Ever since Lock, Stock came cockneying onto the silver screen back in ’98, Britain has spent ages chugging out shoddy gangster tat before the fascination with West End wise guys dwindled. As the subsequent years saw the odd horror here, a mildly amusing comedy there, Britain’s filmmakers seem to have struggled to find a genre to latch onto and milk for all it’s worth.
Just as it seemed our nation’s film industry was a captainless, directionless ship, along comes Dominic Burns to take the wheel. Saving us all from the monotony of having to endure the same type of film again and again, Burn’s throws caution to the wind, chucks every genre into a blender and hits ‘frappe’ before pouring out the blood-red result Airborne. Unfortunately, rather than being the symphony of flavours that Burns intended, it just tastes like a big shit smoothie.
Mixed metaphors aside, Airborne really is an absolute dog of a film. The action starts off in East Midlands Airport (as most good films do) where severe weather has grounded all flights. For some unknown reason though, a flight bound for New York has been allowed to take off even though it’s only got seven or so passengers, the cabin crew (including a phoney steward that’s just waltzed onto the flight) and some mysterious cargo on board. Once up in the air, things take a nasty turn when one passenger vanishes and the entire cabin crew fails to give a toss.

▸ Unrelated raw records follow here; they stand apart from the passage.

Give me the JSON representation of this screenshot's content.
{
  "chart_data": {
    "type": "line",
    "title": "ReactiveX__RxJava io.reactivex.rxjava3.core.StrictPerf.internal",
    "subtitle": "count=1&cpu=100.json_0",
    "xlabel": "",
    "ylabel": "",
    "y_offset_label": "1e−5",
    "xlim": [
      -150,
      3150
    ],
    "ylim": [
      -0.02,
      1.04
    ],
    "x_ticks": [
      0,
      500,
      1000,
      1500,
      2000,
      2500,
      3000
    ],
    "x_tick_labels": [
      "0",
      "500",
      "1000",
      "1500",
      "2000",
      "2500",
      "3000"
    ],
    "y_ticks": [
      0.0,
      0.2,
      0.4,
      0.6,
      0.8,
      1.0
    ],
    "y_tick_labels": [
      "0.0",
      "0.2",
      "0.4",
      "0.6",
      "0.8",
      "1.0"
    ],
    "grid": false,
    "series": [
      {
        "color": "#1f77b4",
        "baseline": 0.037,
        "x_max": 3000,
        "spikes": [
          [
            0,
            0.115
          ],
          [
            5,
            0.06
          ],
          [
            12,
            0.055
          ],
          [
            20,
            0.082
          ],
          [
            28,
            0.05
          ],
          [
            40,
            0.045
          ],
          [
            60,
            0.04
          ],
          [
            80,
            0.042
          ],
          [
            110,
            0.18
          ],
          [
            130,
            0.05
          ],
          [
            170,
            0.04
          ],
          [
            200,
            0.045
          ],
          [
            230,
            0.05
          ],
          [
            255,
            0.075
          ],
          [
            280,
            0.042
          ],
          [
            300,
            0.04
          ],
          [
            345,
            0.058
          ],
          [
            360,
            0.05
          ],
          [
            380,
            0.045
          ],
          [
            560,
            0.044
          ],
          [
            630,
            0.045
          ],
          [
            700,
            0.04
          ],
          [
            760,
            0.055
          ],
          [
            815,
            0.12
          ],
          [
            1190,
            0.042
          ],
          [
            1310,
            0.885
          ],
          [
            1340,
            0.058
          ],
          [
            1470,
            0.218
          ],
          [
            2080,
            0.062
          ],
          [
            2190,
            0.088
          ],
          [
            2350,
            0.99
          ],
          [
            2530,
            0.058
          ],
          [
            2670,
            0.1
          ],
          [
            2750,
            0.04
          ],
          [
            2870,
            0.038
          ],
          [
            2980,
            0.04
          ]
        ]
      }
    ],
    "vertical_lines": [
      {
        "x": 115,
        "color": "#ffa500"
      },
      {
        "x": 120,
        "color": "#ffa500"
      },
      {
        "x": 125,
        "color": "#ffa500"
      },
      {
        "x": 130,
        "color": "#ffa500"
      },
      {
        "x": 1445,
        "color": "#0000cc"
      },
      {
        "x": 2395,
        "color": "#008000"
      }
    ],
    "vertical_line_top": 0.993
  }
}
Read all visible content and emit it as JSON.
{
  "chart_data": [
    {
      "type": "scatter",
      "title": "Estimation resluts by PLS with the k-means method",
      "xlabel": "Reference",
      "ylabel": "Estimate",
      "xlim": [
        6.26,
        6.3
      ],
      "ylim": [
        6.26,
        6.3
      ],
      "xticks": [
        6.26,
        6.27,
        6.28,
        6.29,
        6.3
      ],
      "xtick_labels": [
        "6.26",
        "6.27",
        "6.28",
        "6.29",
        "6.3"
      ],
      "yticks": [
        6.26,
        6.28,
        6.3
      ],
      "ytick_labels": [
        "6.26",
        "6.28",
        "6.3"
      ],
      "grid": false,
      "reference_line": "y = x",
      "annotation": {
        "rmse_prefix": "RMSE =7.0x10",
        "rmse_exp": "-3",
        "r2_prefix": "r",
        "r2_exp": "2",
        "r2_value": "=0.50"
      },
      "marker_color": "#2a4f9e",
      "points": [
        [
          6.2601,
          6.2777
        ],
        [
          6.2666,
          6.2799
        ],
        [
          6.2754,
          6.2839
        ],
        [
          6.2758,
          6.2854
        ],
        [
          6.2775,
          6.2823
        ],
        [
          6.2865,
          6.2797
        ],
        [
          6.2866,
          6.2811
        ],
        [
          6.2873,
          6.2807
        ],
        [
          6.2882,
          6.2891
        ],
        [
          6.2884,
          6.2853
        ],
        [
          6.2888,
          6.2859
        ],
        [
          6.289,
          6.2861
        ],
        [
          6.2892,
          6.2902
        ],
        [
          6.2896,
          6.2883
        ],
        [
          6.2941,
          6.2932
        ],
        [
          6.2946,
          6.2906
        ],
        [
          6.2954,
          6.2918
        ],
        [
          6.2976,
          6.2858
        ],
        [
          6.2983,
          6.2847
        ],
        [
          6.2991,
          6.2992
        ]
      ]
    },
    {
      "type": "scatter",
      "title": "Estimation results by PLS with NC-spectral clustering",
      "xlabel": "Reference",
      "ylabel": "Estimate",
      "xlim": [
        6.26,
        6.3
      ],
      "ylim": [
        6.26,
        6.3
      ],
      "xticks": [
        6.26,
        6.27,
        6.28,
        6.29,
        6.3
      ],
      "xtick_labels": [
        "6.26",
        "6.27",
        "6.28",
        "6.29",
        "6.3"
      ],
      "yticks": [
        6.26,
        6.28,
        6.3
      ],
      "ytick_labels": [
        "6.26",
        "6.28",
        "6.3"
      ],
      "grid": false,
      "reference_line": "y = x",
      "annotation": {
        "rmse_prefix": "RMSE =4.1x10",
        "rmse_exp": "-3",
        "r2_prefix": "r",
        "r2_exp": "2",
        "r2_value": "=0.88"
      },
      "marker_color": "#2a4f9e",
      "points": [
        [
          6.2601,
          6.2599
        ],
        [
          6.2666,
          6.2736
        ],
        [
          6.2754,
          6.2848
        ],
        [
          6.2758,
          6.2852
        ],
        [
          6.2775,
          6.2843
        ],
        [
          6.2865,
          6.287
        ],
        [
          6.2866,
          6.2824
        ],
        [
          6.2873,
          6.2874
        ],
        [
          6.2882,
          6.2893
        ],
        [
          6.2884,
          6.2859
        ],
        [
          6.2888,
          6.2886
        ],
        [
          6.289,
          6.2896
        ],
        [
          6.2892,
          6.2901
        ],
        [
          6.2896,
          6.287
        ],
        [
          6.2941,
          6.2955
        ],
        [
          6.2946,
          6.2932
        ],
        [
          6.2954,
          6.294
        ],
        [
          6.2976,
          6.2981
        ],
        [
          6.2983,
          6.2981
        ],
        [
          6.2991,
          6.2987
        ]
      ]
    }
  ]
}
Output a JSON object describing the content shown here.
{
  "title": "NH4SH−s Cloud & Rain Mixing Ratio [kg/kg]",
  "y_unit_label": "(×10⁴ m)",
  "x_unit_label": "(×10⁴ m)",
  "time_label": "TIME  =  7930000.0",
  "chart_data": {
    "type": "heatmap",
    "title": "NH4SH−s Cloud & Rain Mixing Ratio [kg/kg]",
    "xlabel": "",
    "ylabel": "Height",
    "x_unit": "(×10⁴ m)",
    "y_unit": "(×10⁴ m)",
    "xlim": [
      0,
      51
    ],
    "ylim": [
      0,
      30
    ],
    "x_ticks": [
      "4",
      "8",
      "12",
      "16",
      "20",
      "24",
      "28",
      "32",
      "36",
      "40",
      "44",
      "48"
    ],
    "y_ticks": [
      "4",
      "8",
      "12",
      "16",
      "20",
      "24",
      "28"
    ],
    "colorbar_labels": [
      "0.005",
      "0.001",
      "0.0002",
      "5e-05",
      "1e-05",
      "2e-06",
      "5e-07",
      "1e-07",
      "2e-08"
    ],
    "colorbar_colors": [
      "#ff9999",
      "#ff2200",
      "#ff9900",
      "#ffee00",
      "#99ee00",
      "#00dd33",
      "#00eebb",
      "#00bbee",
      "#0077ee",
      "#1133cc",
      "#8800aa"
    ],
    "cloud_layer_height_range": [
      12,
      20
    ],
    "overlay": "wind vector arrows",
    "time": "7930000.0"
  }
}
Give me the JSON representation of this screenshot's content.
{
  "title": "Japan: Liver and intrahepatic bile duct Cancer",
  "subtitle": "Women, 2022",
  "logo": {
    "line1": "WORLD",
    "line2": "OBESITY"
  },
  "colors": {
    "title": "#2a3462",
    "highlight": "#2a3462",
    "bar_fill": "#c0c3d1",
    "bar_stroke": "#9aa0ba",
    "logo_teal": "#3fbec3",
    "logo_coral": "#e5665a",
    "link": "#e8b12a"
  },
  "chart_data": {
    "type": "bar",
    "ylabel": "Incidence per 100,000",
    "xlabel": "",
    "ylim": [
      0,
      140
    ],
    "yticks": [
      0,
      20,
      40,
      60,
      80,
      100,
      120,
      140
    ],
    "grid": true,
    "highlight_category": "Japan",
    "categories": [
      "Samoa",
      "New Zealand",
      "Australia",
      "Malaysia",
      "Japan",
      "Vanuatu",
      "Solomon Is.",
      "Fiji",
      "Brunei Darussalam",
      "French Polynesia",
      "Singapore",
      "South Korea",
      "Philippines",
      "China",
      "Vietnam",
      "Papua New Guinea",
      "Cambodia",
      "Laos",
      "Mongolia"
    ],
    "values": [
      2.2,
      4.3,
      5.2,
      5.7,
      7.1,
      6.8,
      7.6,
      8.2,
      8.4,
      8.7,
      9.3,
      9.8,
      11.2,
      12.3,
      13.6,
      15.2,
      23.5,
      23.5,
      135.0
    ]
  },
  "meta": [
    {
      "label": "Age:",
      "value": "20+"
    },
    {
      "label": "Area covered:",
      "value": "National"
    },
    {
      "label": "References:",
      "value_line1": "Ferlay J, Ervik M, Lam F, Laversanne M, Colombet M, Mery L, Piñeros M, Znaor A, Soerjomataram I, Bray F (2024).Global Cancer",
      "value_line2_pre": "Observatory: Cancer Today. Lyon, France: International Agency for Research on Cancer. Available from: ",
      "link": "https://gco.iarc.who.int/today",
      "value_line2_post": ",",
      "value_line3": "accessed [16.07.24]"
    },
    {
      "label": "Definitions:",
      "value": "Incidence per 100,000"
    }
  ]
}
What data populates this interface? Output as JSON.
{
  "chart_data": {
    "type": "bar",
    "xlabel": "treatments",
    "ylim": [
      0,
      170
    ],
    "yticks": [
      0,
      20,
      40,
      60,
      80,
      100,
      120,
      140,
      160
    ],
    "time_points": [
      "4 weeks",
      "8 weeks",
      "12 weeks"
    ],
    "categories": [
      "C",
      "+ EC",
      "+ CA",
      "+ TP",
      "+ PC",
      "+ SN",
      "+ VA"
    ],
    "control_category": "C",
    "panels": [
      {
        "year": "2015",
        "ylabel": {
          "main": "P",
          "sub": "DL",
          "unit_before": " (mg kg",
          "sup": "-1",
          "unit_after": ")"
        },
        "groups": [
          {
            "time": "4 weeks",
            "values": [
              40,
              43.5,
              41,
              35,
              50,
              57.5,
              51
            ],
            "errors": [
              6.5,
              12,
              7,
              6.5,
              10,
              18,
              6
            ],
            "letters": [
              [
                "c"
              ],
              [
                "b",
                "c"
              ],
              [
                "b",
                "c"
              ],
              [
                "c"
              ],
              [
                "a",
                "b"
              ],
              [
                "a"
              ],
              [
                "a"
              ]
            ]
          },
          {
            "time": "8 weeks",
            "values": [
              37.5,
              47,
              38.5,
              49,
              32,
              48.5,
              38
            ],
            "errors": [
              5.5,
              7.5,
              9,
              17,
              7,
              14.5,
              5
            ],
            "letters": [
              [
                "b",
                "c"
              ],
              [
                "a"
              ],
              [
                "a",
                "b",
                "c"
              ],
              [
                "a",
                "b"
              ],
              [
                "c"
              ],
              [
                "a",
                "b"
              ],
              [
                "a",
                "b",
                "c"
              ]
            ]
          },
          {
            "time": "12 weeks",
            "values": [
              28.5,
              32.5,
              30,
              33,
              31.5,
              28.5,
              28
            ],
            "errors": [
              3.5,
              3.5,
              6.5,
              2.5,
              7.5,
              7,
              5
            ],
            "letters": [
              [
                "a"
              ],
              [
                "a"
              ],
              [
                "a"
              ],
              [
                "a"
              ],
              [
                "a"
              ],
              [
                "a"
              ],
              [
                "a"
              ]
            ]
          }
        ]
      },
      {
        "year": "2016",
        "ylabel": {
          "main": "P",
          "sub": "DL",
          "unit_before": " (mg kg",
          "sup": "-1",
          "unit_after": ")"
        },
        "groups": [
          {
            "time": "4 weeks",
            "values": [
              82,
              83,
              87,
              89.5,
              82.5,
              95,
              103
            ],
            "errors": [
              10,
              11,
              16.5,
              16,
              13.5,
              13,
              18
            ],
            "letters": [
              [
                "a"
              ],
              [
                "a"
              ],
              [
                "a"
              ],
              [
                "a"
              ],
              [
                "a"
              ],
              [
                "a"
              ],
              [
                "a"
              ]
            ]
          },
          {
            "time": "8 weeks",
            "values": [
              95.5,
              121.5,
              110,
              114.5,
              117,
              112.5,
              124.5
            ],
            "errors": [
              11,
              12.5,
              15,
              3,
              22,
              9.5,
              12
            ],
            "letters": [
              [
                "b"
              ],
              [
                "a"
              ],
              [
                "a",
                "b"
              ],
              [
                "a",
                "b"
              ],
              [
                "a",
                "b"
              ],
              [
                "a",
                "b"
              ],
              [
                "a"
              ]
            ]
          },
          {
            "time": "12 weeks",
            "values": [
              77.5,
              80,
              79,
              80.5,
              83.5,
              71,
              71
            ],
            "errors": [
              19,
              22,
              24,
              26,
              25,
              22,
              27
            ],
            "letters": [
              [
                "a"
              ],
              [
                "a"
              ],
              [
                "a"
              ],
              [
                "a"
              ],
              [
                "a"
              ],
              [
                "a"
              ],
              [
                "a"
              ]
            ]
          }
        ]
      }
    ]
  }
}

Things go from bad to worse as one passenger notices that the plane has turned off course (as he can tell when a plane rotates just a few degrees) and before you know it, everyone is trying to murder each other in an effort to get their hands on a mysterious vase that’s…wait for it…harbouring the malevolent spirit of an evil Chinese god. All the while, air traffic control are trying to decide whether or not to blow the plane to kingdom come. A documentary it is not.
Airborne’s problem isn’t really its lack of believability, it’s just that while Burns is clearly aware of how daft the premise is, the cast aren’t. Gemma Atkinson, hot as she me be, proves that her acting chops haven’t developed a bit since her Hollyoaks days, while the rest of the players ladle on the melodrama nice and thick treating their role like it’ll be their big break. As a result, the film suffers badly from not seeming to have its tongue wedged in its cheek, as it unyieldingly serves up nugget after nugget of crap. Compounding the issue, there are about 45 twists per minute, shonky CG effects and a heap of clichés getting checked off. It leaves Airborne as an incoherent mess that tries to be part Hitchcock, part Snakes on a Plane and ends up being no good.
Extras-wise, all you get is a truly awful trailer that implies that the film is going to focus on Air Traffic Control deciding whether or not to bring the plane down yet still manages to spoil most of the movie’s twists.
Overall verdict: A supernatural, horrific, gory, gangster thriller that tries to cover all bases and comes up short – leaving Airborne as an ironic title as you’ll want to throw the disc as far away as possible.